What it means to make learning personal (and what it takes)

We need to replace traditional learning, which is no longer fit for purpose, with personal learning where learners forge unique learning paths.
When I was at school – particularly during my teenage years – there was an internal narrative that repeatedly entered my psyche which I imagine many people might relate to. It went something along the lines of, ‘I cannot wait to leave school so I don’t have to learn anymore.’

Thankfully with hindsight, I have managed to make peace with my rebellious self, but it took years to fully acknowledge the impact that traditional learning had on me. I can’t help but reflect on what my experiences might have been like had learning been more personal and meaningful to me – something that all individuals would likely find much more empowering and motivating than the existing system which continues to narrow learning opportunities to suit those who thrive in rote learning models or those with a propensity towards mundane, repetitive tasks.
Conforming to traditional methods and the lack of personal learning

I recall at the beginning of my Primary 3 (age 6/7) noticing a difference in teaching style from the previous year; by this stage most of our learning occurred sitting behind a desk. Forget about play; that was for Kindergarten and Primary 1 and 2 learners, and we were big boys and girls now. Primary 3 was also the year in my culture where testing became part of the norm and I recall sensing the emerging hierarchy forming among my peers. Expectations – be they high or low – locked individuals into groups where they became labelled according to ability and behaviour. And we all knew our place in this perverse system. I would count up the number of years of tests I had left to sit before I was free – the many years ahead seemed bleak to a six year old!

As those years rolled on, and the repetitive conveyor belt of learning ensued, burnout, disengagement, disinterest and detachment increased within me more and more. I was so bored! I would prefer to spend my time during most classes staring out the window and while I acknowledge the flaw in my own character for this seemingly low attention span, I will argue the point that research does show individuals disengage from listening after seven minutes of continuous talking.
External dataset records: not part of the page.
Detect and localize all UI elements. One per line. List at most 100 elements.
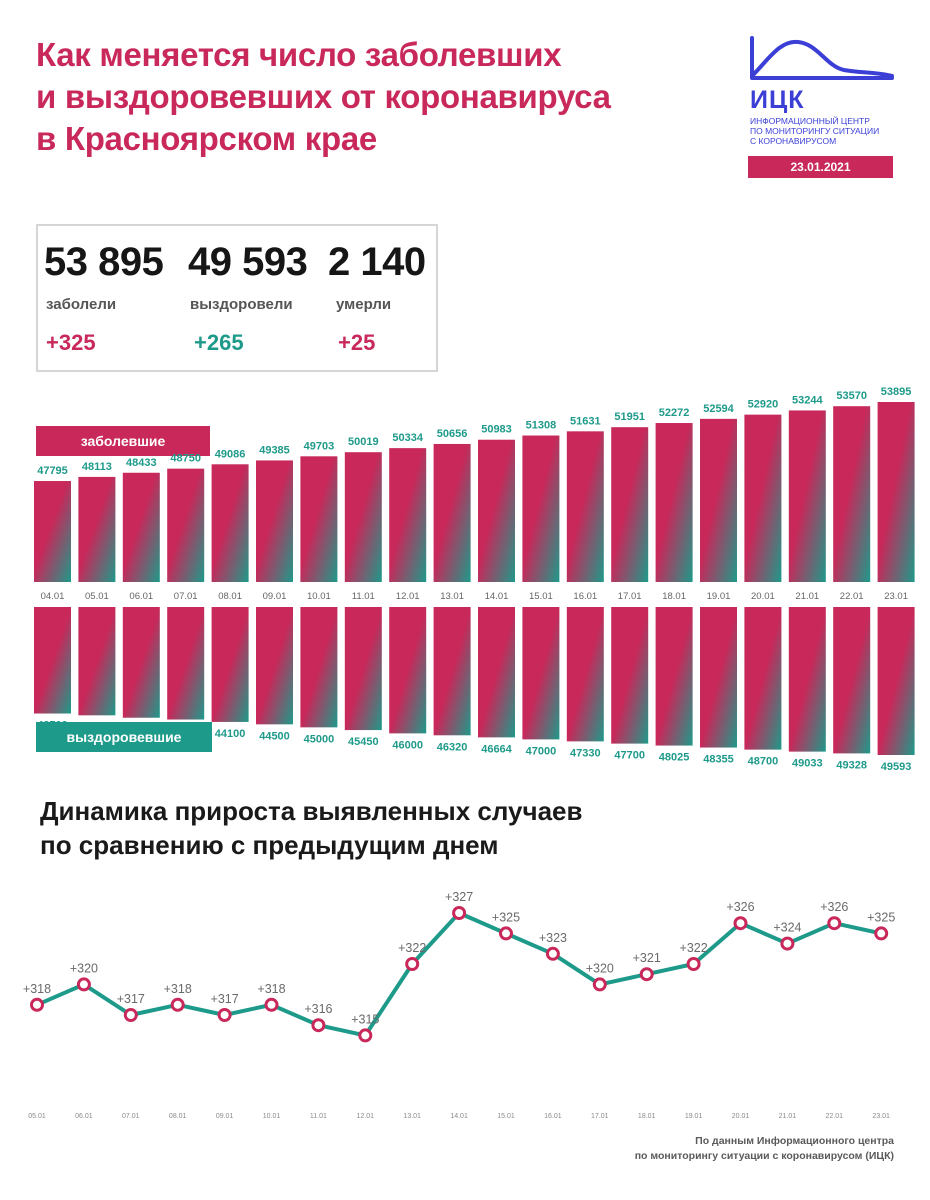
bar-sick	[877, 402, 915, 582]
x-tick-label: 16.01	[573, 591, 597, 602]
data-label: +318	[23, 982, 51, 996]
bar-recovered	[433, 607, 471, 736]
bar-recovered-value-label: 46664	[481, 743, 512, 755]
stat-recovered-delta: +265	[194, 330, 244, 355]
logo-subtitle-line: по мониторингу ситуации	[750, 126, 880, 136]
data-label: +323	[539, 931, 567, 945]
data-point	[452, 906, 467, 920]
x-tick-label: 21.01	[795, 591, 819, 602]
bar-recovered	[256, 607, 293, 725]
data-label: +322	[680, 941, 708, 955]
bar-sick	[522, 435, 560, 582]
page-title: Как меняется число заболевших и выздоров…	[36, 34, 676, 160]
x-tick-label: 05.01	[85, 591, 109, 602]
x-tick-label: 18.01	[638, 1113, 656, 1120]
bar-recovered	[389, 607, 427, 734]
bar-recovered	[788, 607, 826, 752]
data-label: +325	[492, 910, 520, 924]
x-tick-label: 14.01	[485, 591, 509, 602]
stat-deaths-label: умерли	[336, 296, 392, 313]
data-label: +320	[586, 961, 614, 975]
bar-recovered	[78, 607, 116, 716]
bar-recovered-value-label: 49328	[836, 759, 867, 771]
bar-sick-value-label: 48750	[170, 453, 201, 465]
data-point	[592, 977, 607, 992]
data-point	[639, 967, 654, 982]
x-tick-label: 12.01	[396, 591, 420, 602]
bar-sick	[167, 468, 205, 582]
x-tick-label: 21.01	[779, 1113, 797, 1120]
data-point	[264, 997, 279, 1012]
x-tick-label: 11.01	[310, 1113, 327, 1120]
bar-recovered-value-label: 47330	[570, 747, 601, 759]
logo-subtitle: Информационный центр по мониторингу ситу…	[750, 116, 879, 146]
title-line: и выздоровевших от коронавируса	[36, 78, 611, 115]
bar-sick-value-label: 49703	[304, 440, 335, 452]
x-tick-label: 12.01	[357, 1113, 375, 1120]
bar-recovered-value-label: 48025	[659, 752, 690, 764]
data-label: +321	[633, 951, 661, 965]
bar-sick	[256, 460, 293, 582]
stats-panel: 53 895 заболели +325 49 593 выздоровели …	[36, 224, 438, 372]
x-tick-label: 15.01	[497, 1113, 515, 1120]
title-line: Как меняется число заболевших	[36, 36, 562, 73]
bar-recovered	[34, 607, 71, 714]
source-line: По данным Информационного центра	[695, 1135, 894, 1147]
data-point	[686, 957, 701, 971]
x-tick-label: 04.01	[41, 591, 65, 602]
bar-recovered	[655, 607, 693, 746]
bar-recovered-value-label: 42700	[37, 720, 68, 732]
title-line: в Красноярском крае	[36, 120, 377, 157]
bar-sick-value-label: 51308	[526, 420, 557, 432]
source-note: По данным Информационного центра по мони…	[635, 1134, 894, 1164]
bar-recovered	[344, 607, 382, 731]
x-tick-label: 19.01	[707, 591, 731, 602]
bar-sick	[788, 410, 826, 582]
data-label: +322	[398, 941, 426, 955]
section-title-line: Динамика прироста выявленных случаев	[40, 796, 583, 826]
x-tick-label: 23.01	[872, 1113, 890, 1120]
x-tick-label: 22.01	[826, 1113, 844, 1120]
x-tick-label: 07.01	[122, 1113, 140, 1120]
bar-recovered-value-label: 43700	[170, 726, 201, 738]
bar-recovered-value-label: 44100	[215, 728, 246, 740]
x-tick-label: 17.01	[591, 1113, 609, 1120]
bar-sick	[700, 418, 737, 582]
bar-sick-value-label: 51951	[614, 411, 645, 423]
x-tick-label: 17.01	[618, 591, 642, 602]
data-point	[30, 997, 44, 1012]
bar-recovered-value-label: 48700	[748, 756, 779, 768]
bar-recovered	[566, 607, 604, 742]
bar-sick-value-label: 52920	[748, 399, 779, 411]
bar-sick-value-label: 52272	[659, 407, 690, 419]
x-tick-label: 10.01	[307, 591, 331, 602]
x-tick-label: 20.01	[751, 591, 775, 602]
bar-sick	[833, 406, 871, 582]
bar-sick-value-label: 51631	[570, 415, 601, 427]
bar-recovered	[833, 607, 871, 754]
bar-sick	[34, 481, 71, 582]
bar-sick-value-label: 49385	[259, 444, 290, 456]
bar-sick-value-label: 50019	[348, 436, 379, 448]
legend-sick: заболевшие	[36, 426, 210, 456]
bar-recovered-value-label: 49033	[792, 758, 823, 770]
line-chart: +318 05.01 +320 06.01 +317 07.01 +318 08.01 +317…	[23, 890, 895, 1120]
bar-sick-value-label: 49086	[215, 448, 246, 460]
data-label: +326	[726, 900, 754, 914]
data-point	[733, 916, 748, 931]
bar-recovered-value-label: 46000	[392, 739, 423, 751]
logo-subtitle-line: с коронавирусом	[750, 136, 837, 146]
bar-sick	[744, 414, 782, 582]
bar-recovered-value-label: 43000	[82, 721, 113, 733]
data-label: +327	[445, 890, 473, 904]
x-tick-label: 06.01	[75, 1113, 93, 1120]
data-label: +316	[304, 1002, 332, 1016]
x-tick-label: 16.01	[544, 1113, 562, 1120]
bar-recovered	[211, 607, 249, 722]
bar-sick	[300, 456, 338, 582]
data-point	[76, 977, 91, 992]
section-title: Динамика прироста выявленных случаев по …	[40, 794, 582, 862]
x-tick-label: 19.01	[685, 1113, 703, 1120]
section-title-line: по сравнению с предыдущим днем	[40, 830, 499, 860]
bar-recovered-value-label: 47700	[614, 750, 645, 762]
It is likely that politeness and a conformist culture played a huge part in the passive listen-to-learn model that pervasively embeds itself in many learning communities and cultures around the world, like crawling ivy choking the very bricks and mortar of learning itself. And of course there were those learners labelled ‘badly behaved’ because they could not conform to sitting and listening for long periods of time; but why should they?

Emerging from school I wrestled with some existential questions; was there something wrong with me? Why did I not want to learn? Why was I so bored? Was I different? I inherited negative associations with learning long after I had left.
Shifting community mindsets and expectations towards personal learning

Fast-forward some years after leaving school and would you believe the great irony – you may have guessed – I became a teacher! I entered into the system as an elementary practitioner, acknowledging its flaws and determined to make a positive change. While I did my best to provide a learning environment that offered learners the opportunity to learn in a variety of ways and even empower them to design their own learning when possible, the stranglehold of standardised assessment forced my hand out of continuing to work in a job that I grew to love (the kids, the connections, the community) but ultimately felt disenfranchised by because I felt I was failing the kids – this time as an educator.

During my years of professional practice, I came to empathise more – and still do – with the pressure teachers face in delivering the same content to learners of varied abilities and interests through mandated curricula. It is this very pressure that calls into question whether schools do kill creativity and remove the fun from learning. And as we enter into what I sense is a new era and narrative for learning, I feel that the most important thing we can offer emerging generations of young learners is communities where they are placed at the centre of their own learning, and where educators can become facilitators in the truest sense of the word; free to coach and guide learners on their own uniquely designed personal learning paths free from the constraints of a standardised assessment model that is no longer fit for purpose. This is personal learning, which we at Learnlife advocate for and believe the world is ready for it.